ROSEA1-based visual selection reduces plant regeneration and alters developmental regulator expression

Anthocyanin-based visual reporters enable rapid, non-destructive identification of transgenic tissues, but their pigment output may not be physiologically neutral during organogenesis. Here, we show that constitutive ROSEA1 expression reduces shoot regeneration across four eudicot species from three families. In tomato and petunia, stable ROSEA1 -overexpressing lines displayed markedly lower regeneration frequencies than controls, together with increased anthocyanin accumulation. In petunia, comparison of two independent lines with contrasting pigment intensities further showed that stronger activation of the anthocyanin program was associated with a more severe regeneration defect. In tomato, transcript analysis showed that ROSEA1 coordinately activated anthocyanin biosynthetic genes, including CHI, F3H, F3′5′H, and DFR , while downregulating the regeneration regulators PLT5, WUS, and LBD16 during the early regeneration phase.

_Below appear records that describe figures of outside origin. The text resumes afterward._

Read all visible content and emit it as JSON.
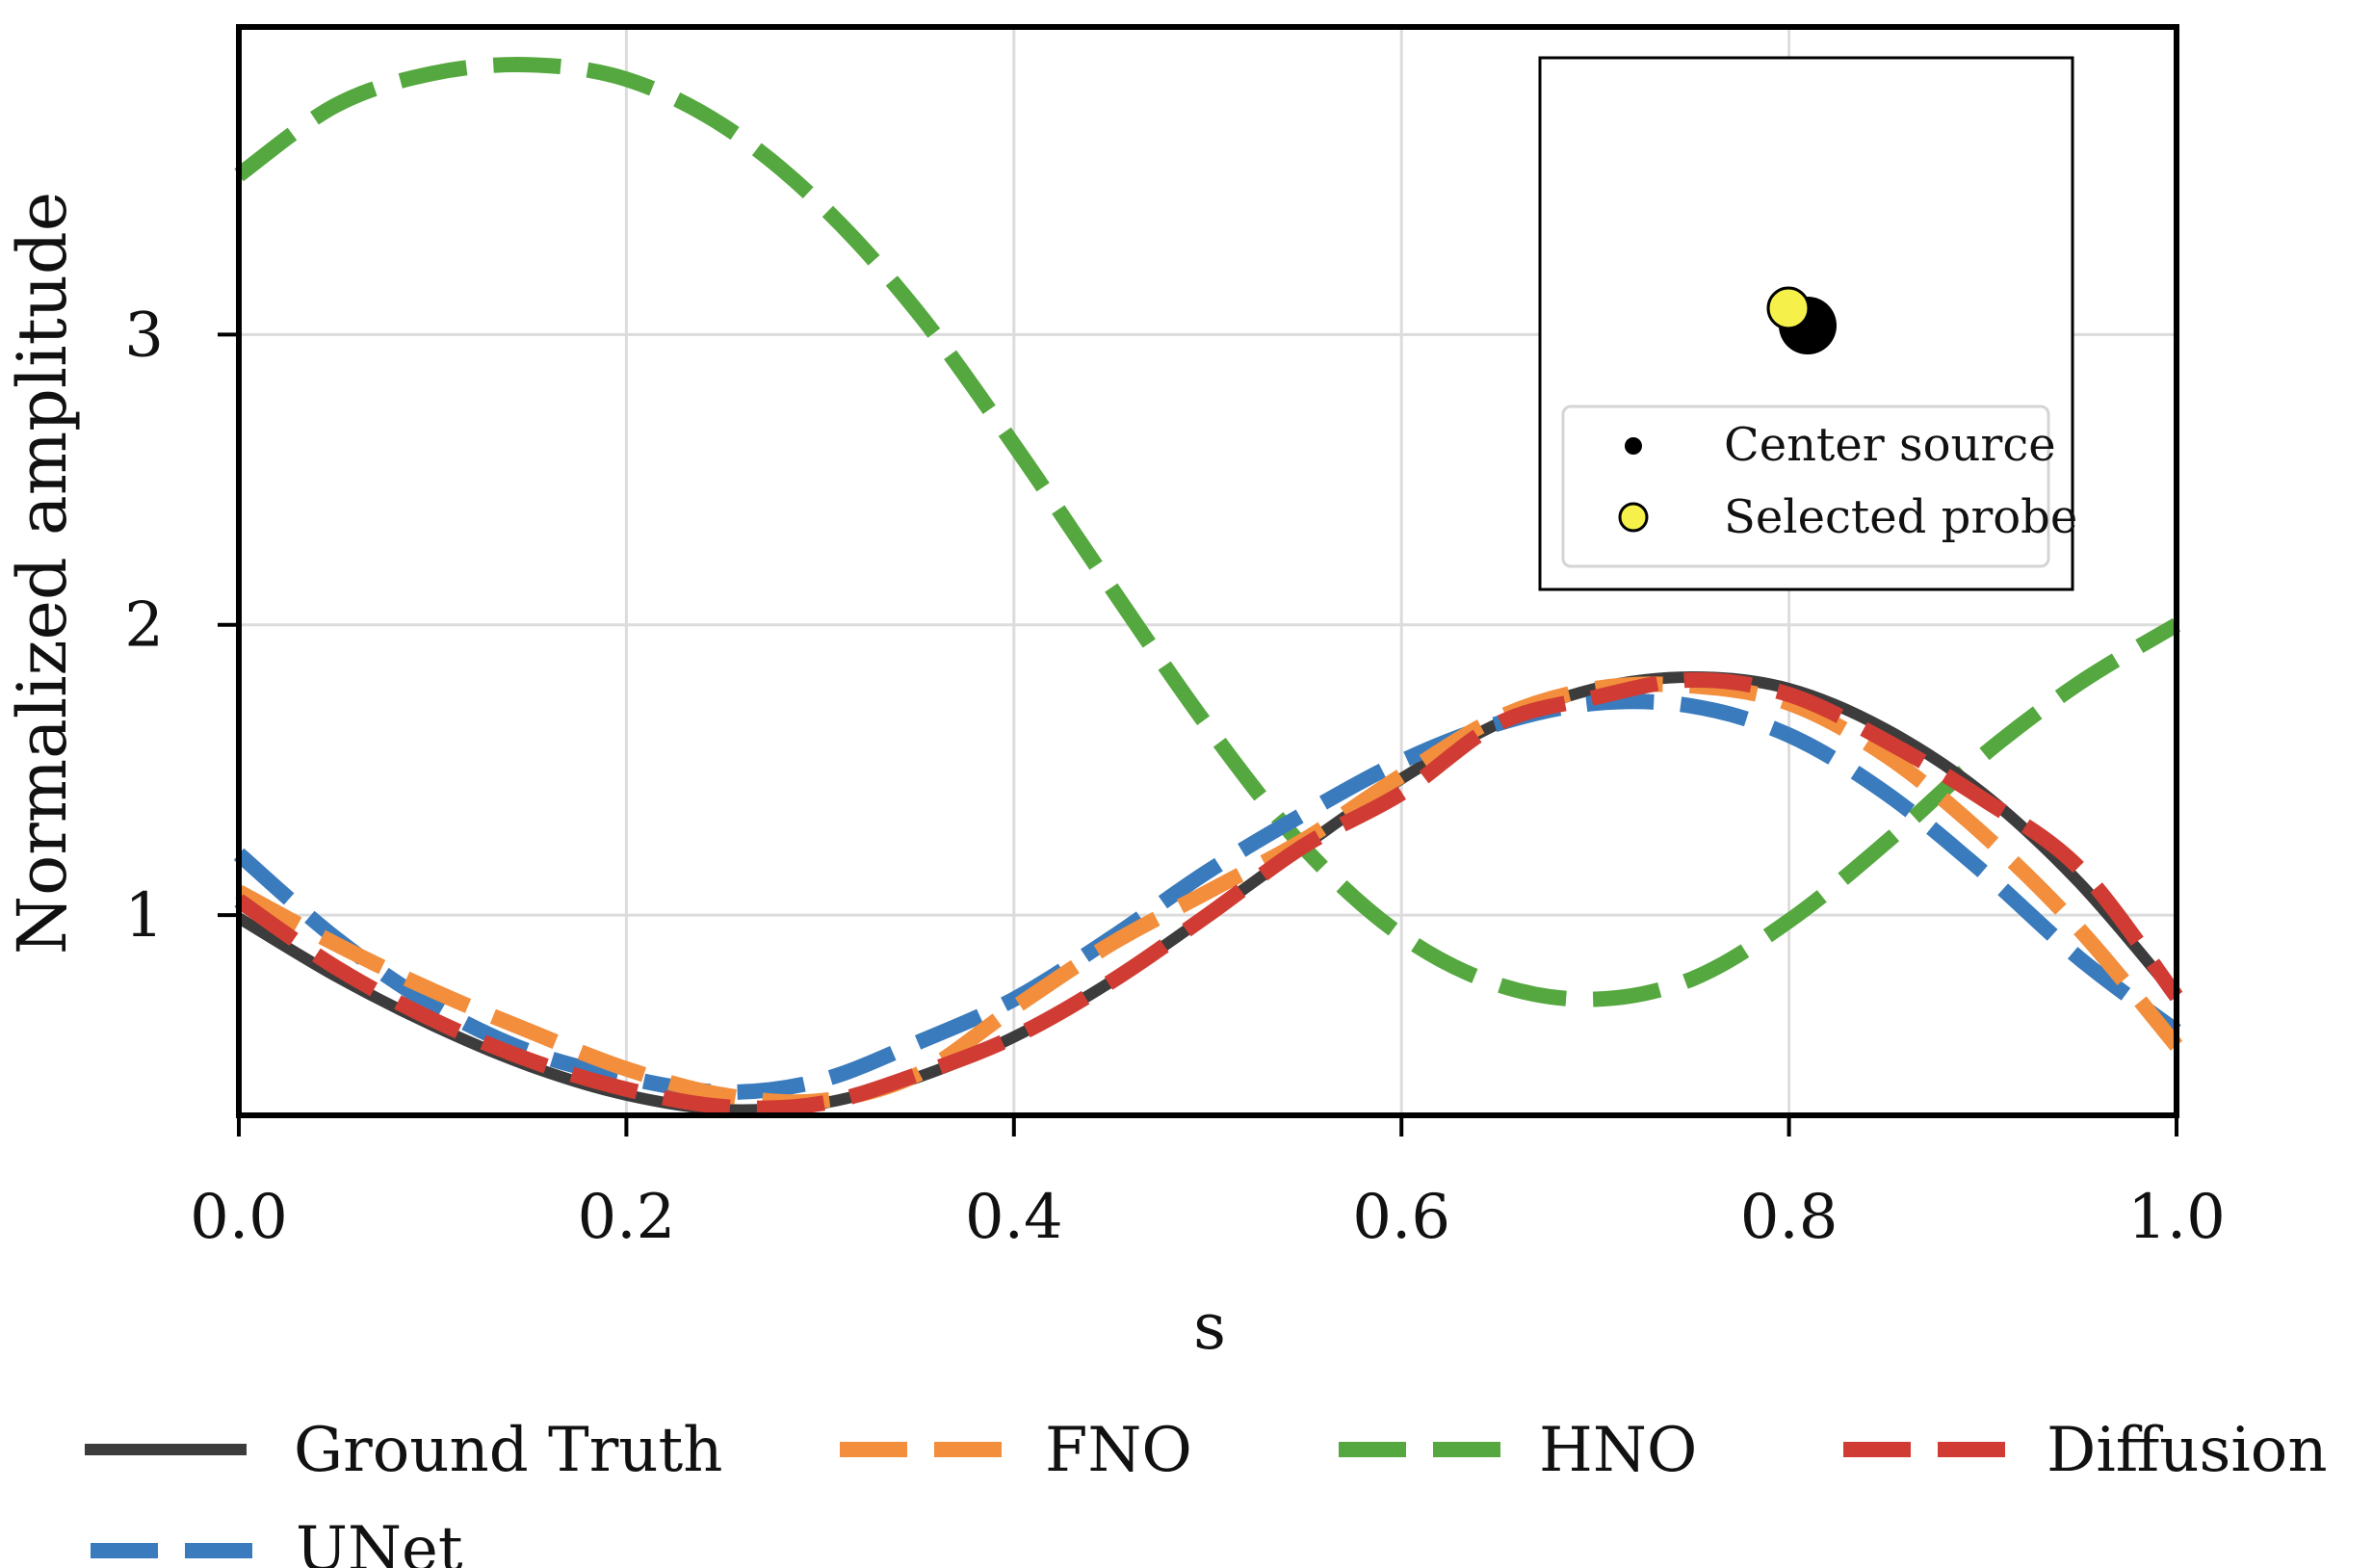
{
  "chart_data": {
    "type": "line",
    "title": "",
    "xlabel": "s",
    "ylabel": "Normalized amplitude",
    "xlim": [
      0.0,
      1.0
    ],
    "ylim": [
      0.31,
      4.06
    ],
    "xticks": [
      0.0,
      0.2,
      0.4,
      0.6,
      0.8,
      1.0
    ],
    "xtick_labels": [
      "0.0",
      "0.2",
      "0.4",
      "0.6",
      "0.8",
      "1.0"
    ],
    "yticks": [
      1,
      2,
      3
    ],
    "ytick_labels": [
      "1",
      "2",
      "3"
    ],
    "grid": true,
    "x": [
      0.0,
      0.05,
      0.1,
      0.15,
      0.2,
      0.25,
      0.3,
      0.35,
      0.4,
      0.45,
      0.5,
      0.55,
      0.6,
      0.65,
      0.7,
      0.75,
      0.8,
      0.85,
      0.9,
      0.95,
      1.0
    ],
    "series": [
      {
        "name": "Ground Truth",
        "color": "#3c3c3c",
        "style": "solid",
        "values": [
          0.99,
          0.79,
          0.62,
          0.48,
          0.38,
          0.33,
          0.35,
          0.44,
          0.58,
          0.77,
          1.0,
          1.24,
          1.47,
          1.66,
          1.78,
          1.82,
          1.78,
          1.64,
          1.42,
          1.11,
          0.72
        ]
      },
      {
        "name": "FNO",
        "color": "#f28e3c",
        "style": "dashed",
        "values": [
          1.08,
          0.9,
          0.74,
          0.6,
          0.47,
          0.38,
          0.36,
          0.45,
          0.68,
          0.9,
          1.08,
          1.26,
          1.48,
          1.68,
          1.78,
          1.79,
          1.73,
          1.55,
          1.28,
          0.95,
          0.55
        ]
      },
      {
        "name": "HNO",
        "color": "#55a83f",
        "style": "dashed",
        "values": [
          3.55,
          3.79,
          3.9,
          3.93,
          3.88,
          3.72,
          3.45,
          3.08,
          2.62,
          2.13,
          1.65,
          1.23,
          0.93,
          0.76,
          0.71,
          0.78,
          0.98,
          1.25,
          1.55,
          1.8,
          2.0
        ]
      },
      {
        "name": "Diffusion",
        "color": "#d03c33",
        "style": "dashed",
        "values": [
          1.05,
          0.82,
          0.64,
          0.5,
          0.4,
          0.34,
          0.35,
          0.45,
          0.58,
          0.77,
          1.0,
          1.24,
          1.42,
          1.66,
          1.75,
          1.81,
          1.76,
          1.6,
          1.4,
          1.16,
          0.72
        ]
      },
      {
        "name": "UNet",
        "color": "#3a7bbd",
        "style": "dashed",
        "values": [
          1.21,
          0.92,
          0.69,
          0.53,
          0.44,
          0.39,
          0.43,
          0.56,
          0.71,
          0.92,
          1.15,
          1.35,
          1.53,
          1.66,
          1.73,
          1.72,
          1.62,
          1.42,
          1.15,
          0.85,
          0.6
        ]
      }
    ],
    "inset": {
      "legend": [
        {
          "label": "Center source",
          "color": "#000000"
        },
        {
          "label": "Selected probe",
          "color": "#f5f04a"
        }
      ]
    },
    "legend_position": "bottom",
    "legend_order": [
      "Ground Truth",
      "FNO",
      "HNO",
      "Diffusion",
      "UNet"
    ]
  }
}
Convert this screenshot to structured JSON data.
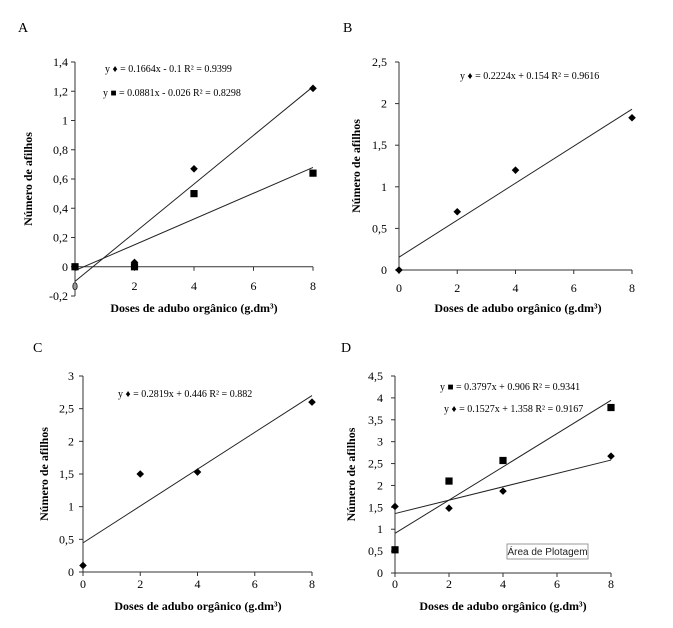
{
  "chart_data": [
    {
      "panel": "A",
      "type": "scatter",
      "xlabel": "Doses de adubo  orgânico  (g.dm³)",
      "ylabel": "Número de afilhos",
      "xlim": [
        0,
        8
      ],
      "ylim": [
        -0.2,
        1.4
      ],
      "xticks": [
        0,
        2,
        4,
        6,
        8
      ],
      "yticks": [
        -0.2,
        0,
        0.2,
        0.4,
        0.6,
        0.8,
        1,
        1.2,
        1.4
      ],
      "xtick_labels": [
        "0",
        "2",
        "4",
        "6",
        "8"
      ],
      "ytick_labels": [
        "-0,2",
        "0",
        "0,2",
        "0,4",
        "0,6",
        "0,8",
        "1",
        "1,2",
        "1,4"
      ],
      "series": [
        {
          "marker": "diamond",
          "x": [
            0,
            2,
            4,
            8
          ],
          "y": [
            0.0,
            0.03,
            0.67,
            1.22
          ],
          "trend": {
            "slope": 0.1664,
            "intercept": -0.1
          },
          "equation": "y ♦ = 0.1664x  - 0.1  R² = 0.9399"
        },
        {
          "marker": "square",
          "x": [
            0,
            2,
            4,
            8
          ],
          "y": [
            0.0,
            0.0,
            0.5,
            0.64
          ],
          "trend": {
            "slope": 0.0881,
            "intercept": -0.026
          },
          "equation": "y ■ = 0.0881x  - 0.026  R² = 0.8298"
        }
      ]
    },
    {
      "panel": "B",
      "type": "scatter",
      "xlabel": "Doses de adubo  orgânico  (g.dm³)",
      "ylabel": "Número  de afilhos",
      "xlim": [
        0,
        8
      ],
      "ylim": [
        0,
        2.5
      ],
      "xticks": [
        0,
        2,
        4,
        6,
        8
      ],
      "yticks": [
        0,
        0.5,
        1,
        1.5,
        2,
        2.5
      ],
      "xtick_labels": [
        "0",
        "2",
        "4",
        "6",
        "8"
      ],
      "ytick_labels": [
        "0",
        "0,5",
        "1",
        "1,5",
        "2",
        "2,5"
      ],
      "series": [
        {
          "marker": "diamond",
          "x": [
            0,
            2,
            4,
            8
          ],
          "y": [
            0.0,
            0.7,
            1.2,
            1.83
          ],
          "trend": {
            "slope": 0.2224,
            "intercept": 0.154
          },
          "equation": "y ♦ = 0.2224x  + 0.154  R² = 0.9616"
        }
      ]
    },
    {
      "panel": "C",
      "type": "scatter",
      "xlabel": "Doses de adubo  orgânico  (g.dm³)",
      "ylabel": "Número  de afilhos",
      "xlim": [
        0,
        8
      ],
      "ylim": [
        0,
        3
      ],
      "xticks": [
        0,
        2,
        4,
        6,
        8
      ],
      "yticks": [
        0,
        0.5,
        1,
        1.5,
        2,
        2.5,
        3
      ],
      "xtick_labels": [
        "0",
        "2",
        "4",
        "6",
        "8"
      ],
      "ytick_labels": [
        "0",
        "0,5",
        "1",
        "1,5",
        "2",
        "2,5",
        "3"
      ],
      "series": [
        {
          "marker": "diamond",
          "x": [
            0,
            2,
            4,
            8
          ],
          "y": [
            0.1,
            1.5,
            1.53,
            2.6
          ],
          "trend": {
            "slope": 0.2819,
            "intercept": 0.446
          },
          "equation": "y ♦ = 0.2819x  + 0.446  R² = 0.882"
        }
      ]
    },
    {
      "panel": "D",
      "type": "scatter",
      "xlabel": "Doses de adubo  orgânico  (g.dm³)",
      "ylabel": "Número  de afilhos",
      "xlim": [
        0,
        8
      ],
      "ylim": [
        0,
        4.5
      ],
      "xticks": [
        0,
        2,
        4,
        6,
        8
      ],
      "yticks": [
        0,
        0.5,
        1,
        1.5,
        2,
        2.5,
        3,
        3.5,
        4,
        4.5
      ],
      "xtick_labels": [
        "0",
        "2",
        "4",
        "6",
        "8"
      ],
      "ytick_labels": [
        "0",
        "0,5",
        "1",
        "1,5",
        "2",
        "2,5",
        "3",
        "3,5",
        "4",
        "4,5"
      ],
      "annotation": "Área de Plotagem",
      "series": [
        {
          "marker": "square",
          "x": [
            0,
            2,
            4,
            8
          ],
          "y": [
            0.53,
            2.1,
            2.57,
            3.78
          ],
          "trend": {
            "slope": 0.3797,
            "intercept": 0.906
          },
          "equation": "y ■ = 0.3797x  + 0.906  R² = 0.9341"
        },
        {
          "marker": "diamond",
          "x": [
            0,
            2,
            4,
            8
          ],
          "y": [
            1.52,
            1.48,
            1.87,
            2.67
          ],
          "trend": {
            "slope": 0.1527,
            "intercept": 1.358
          },
          "equation": "y ♦ = 0.1527x  + 1.358  R² = 0.9167"
        }
      ]
    }
  ]
}
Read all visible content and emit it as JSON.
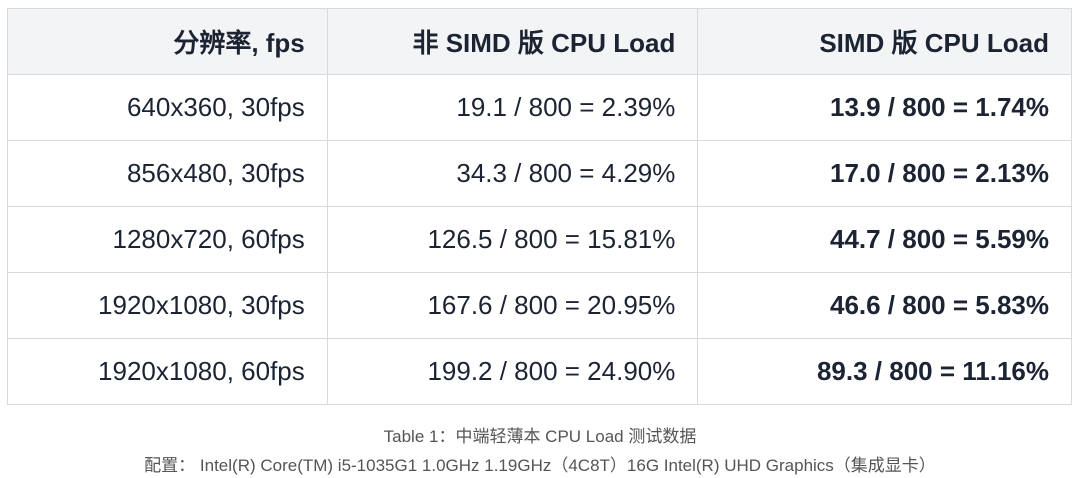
{
  "table": {
    "header": [
      "分辨率, fps",
      "非 SIMD 版 CPU Load",
      "SIMD 版 CPU Load"
    ],
    "rows": [
      [
        "640x360, 30fps",
        "19.1 / 800 = 2.39%",
        "13.9 / 800 = 1.74%"
      ],
      [
        "856x480, 30fps",
        "34.3 / 800 = 4.29%",
        "17.0 / 800 = 2.13%"
      ],
      [
        "1280x720, 60fps",
        "126.5 / 800 = 15.81%",
        "44.7 / 800 = 5.59%"
      ],
      [
        "1920x1080, 30fps",
        "167.6 / 800 = 20.95%",
        "46.6 / 800 = 5.83%"
      ],
      [
        "1920x1080, 60fps",
        "199.2 / 800 = 24.90%",
        "89.3 / 800 = 11.16%"
      ]
    ]
  },
  "caption": {
    "title": "Table 1：中端轻薄本 CPU Load 测试数据",
    "config": "配置： Intel(R) Core(TM) i5-1035G1 1.0GHz 1.19GHz（4C8T）16G Intel(R) UHD Graphics（集成显卡）"
  }
}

Co-expression of PLT5 with ROSEA1 partially alleviated the regeneration defect while modestly reducing anthocyanin accumulation, supporting the conclusion that the phenotype cannot be explained by pigment output alone. The regeneration penalty also extended to begonia and marigold, although its magnitude varied by species. In marigold, the effect was genotype-dependent, and altered hormonal conditions changed the severity of the penalty, highlighting context dependence. These results indicate that strong ectopic activation of the ROSEA1 -dependent anthocyanin program compromises developmental competence during regeneration, likely through suppression of developmental regulators rather than anthocyanin accumulation alone. These findings identify an important limitation of anthocyanin-based reporter systems and suggest that hormone optimization, genotype selection, and developmental support may help mitigate this trade-off in plant transformation pipelines across diverse species.